For MBT using state-based models, test generation algorithm usually traverse the state space starting in an initial state and guided by a certain coverage criteria (e.g. state coverage) collecting the execution paths in a test suite. Event-B models do not have an explicit state space, but its state space is given by value of the variables and the state is changed by the execution of events that are enabled in that state. ProB tool has a good grip of the state space, being able to explore it, visualize it and verify various properties using model checking algorithms. Such model checking algorithms can be used to explore the state space of Event-B models using certain coverage criteria (e.g. event coverage) and thus generating test cases along the traversal. Moreover, the input data that allows to trigger the different events will provide the test data associated with the test cases.

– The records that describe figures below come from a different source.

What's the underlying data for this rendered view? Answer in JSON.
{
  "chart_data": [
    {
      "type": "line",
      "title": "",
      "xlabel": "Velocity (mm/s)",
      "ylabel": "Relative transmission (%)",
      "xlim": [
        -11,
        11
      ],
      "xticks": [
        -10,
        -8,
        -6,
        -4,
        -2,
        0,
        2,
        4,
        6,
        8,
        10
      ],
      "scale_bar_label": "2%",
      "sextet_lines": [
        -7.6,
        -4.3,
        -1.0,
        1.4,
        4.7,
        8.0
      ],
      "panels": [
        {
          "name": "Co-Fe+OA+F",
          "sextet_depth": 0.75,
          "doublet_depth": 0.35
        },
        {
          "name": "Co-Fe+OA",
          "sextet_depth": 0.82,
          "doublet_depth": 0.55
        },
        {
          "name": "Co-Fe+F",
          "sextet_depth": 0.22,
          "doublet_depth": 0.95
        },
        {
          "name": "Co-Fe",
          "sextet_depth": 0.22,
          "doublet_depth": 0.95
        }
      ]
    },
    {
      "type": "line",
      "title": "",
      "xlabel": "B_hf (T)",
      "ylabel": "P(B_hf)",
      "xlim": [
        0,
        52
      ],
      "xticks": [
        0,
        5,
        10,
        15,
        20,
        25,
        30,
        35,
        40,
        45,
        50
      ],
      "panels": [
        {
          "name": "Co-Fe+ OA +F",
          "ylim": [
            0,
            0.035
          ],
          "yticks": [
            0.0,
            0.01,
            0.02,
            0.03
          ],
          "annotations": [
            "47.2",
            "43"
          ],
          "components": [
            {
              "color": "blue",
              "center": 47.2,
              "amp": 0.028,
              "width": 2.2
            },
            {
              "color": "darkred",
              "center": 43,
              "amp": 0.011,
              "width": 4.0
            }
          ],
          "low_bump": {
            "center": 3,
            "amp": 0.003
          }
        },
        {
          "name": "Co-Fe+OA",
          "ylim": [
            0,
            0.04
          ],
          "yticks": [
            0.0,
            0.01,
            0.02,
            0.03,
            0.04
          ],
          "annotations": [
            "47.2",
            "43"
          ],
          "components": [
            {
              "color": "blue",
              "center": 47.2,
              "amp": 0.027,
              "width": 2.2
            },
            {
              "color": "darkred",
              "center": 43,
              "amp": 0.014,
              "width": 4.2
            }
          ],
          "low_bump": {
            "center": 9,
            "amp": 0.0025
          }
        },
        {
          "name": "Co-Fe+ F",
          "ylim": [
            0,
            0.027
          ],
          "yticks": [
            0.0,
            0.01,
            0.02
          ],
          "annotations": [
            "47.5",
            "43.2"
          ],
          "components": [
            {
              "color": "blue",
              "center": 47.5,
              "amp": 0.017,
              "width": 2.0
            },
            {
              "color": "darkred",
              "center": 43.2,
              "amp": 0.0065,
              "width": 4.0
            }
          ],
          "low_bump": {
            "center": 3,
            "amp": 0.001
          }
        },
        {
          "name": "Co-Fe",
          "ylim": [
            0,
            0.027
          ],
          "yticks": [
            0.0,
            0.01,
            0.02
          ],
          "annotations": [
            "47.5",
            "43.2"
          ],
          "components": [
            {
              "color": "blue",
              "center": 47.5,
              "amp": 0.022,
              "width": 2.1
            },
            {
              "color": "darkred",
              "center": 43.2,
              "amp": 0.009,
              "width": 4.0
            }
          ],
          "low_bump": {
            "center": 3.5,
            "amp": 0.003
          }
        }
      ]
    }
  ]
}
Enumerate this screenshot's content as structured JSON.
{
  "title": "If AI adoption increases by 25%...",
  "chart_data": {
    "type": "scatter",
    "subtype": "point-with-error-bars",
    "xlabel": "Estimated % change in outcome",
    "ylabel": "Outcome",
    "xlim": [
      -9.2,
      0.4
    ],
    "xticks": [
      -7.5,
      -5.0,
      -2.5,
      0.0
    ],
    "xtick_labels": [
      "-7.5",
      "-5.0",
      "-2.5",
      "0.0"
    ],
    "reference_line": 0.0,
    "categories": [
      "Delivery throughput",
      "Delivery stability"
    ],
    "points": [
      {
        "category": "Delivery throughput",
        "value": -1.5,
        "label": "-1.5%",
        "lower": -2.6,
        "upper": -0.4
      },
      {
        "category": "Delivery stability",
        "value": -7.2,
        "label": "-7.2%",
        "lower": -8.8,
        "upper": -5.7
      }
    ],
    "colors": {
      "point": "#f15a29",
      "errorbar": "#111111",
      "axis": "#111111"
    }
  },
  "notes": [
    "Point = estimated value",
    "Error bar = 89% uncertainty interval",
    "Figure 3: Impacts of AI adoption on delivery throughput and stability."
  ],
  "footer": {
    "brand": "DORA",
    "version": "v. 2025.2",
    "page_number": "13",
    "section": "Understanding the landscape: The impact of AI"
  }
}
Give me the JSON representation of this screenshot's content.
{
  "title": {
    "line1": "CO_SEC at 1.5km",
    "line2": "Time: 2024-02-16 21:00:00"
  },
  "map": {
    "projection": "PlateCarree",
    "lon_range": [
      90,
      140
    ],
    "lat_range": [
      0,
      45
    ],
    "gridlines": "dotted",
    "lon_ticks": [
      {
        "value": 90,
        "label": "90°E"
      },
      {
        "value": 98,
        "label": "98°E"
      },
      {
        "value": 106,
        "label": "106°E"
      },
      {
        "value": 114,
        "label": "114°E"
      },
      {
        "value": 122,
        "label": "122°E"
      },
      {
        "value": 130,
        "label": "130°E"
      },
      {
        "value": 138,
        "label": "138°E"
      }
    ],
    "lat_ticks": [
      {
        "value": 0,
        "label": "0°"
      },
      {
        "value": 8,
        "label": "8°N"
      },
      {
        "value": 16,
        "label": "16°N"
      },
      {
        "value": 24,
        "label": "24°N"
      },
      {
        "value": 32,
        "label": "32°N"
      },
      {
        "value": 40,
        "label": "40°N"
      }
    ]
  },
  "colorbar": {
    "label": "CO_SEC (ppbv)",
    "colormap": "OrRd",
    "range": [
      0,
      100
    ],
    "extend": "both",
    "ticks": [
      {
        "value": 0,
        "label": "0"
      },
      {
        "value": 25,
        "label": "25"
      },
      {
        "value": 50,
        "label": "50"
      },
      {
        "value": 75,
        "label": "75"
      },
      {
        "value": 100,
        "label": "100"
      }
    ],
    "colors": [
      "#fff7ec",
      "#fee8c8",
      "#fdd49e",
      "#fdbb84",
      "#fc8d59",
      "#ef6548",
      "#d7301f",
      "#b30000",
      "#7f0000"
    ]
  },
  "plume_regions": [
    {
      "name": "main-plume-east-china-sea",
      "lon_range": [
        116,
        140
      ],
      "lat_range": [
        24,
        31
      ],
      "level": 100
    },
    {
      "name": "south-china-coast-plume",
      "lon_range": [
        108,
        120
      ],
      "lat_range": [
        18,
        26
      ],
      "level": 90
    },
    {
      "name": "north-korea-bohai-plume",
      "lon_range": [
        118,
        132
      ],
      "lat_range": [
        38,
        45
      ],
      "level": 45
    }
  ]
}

Given the above considerations, the following choices and decisions have been made:

  • First, model-checking algorithms
  • constraint solving
  • using meta-heuristic search algorithms

Available Documentation

Papers describing previous work:

  • M. Satpathy, M. Butler, M. Leuschel, S. Ramesh. Automatic Testing from Formal Specifications. In Proc. of TAP'07, pp. 95-113, LNCS 4454, Springer, 2007.
  • S. Wieczorek, V. Kozyura, A. Roth, M. Leuschel, J. Bendisposto, D. Plagge, I. Schieferdecker. Applying Model Checking to Generate Model-Based Integration Tests from Choreography Models. In Proc. of TestCom/FATES 2009, pp. 179-194, IEEE Computer Society, 2009.
  • R. Lefticaru, F. Ipate. Functional Search-based Testing from State Machines. In Proc. of ICST 2008, pp. 525-528, IEEE Computer Society, 2008.
  • S. Wieczorek, A. Stefanescu. Improving Testing of Enterprise Systems by Model-Based Testing on Graphical User Interfaces. In Proc. of the Satellite Workshops of ECBS'10. pp. 352-357, IEEE Computer Society, 2010.

Planning

In the fourth year of the project, the work on MBT will continue in a sustained pace in order to support the work of the deployment partners. SAP for instance has MBT as one of its main focus deployment area in the last year of the project. The tool provider Duesseldorf will continue to improve the MBT tooling by improving its constraint solver (based on KodKod). University of Pitesti will experiment with different fitness functions adapted to the concrete coverage requirements requested by the DPs. Finally, the tool provides may investigate the MBT requirements of SSF use case (i.e., how feasible is to generate test cases from the Event-B models for Bepi Colombo use case).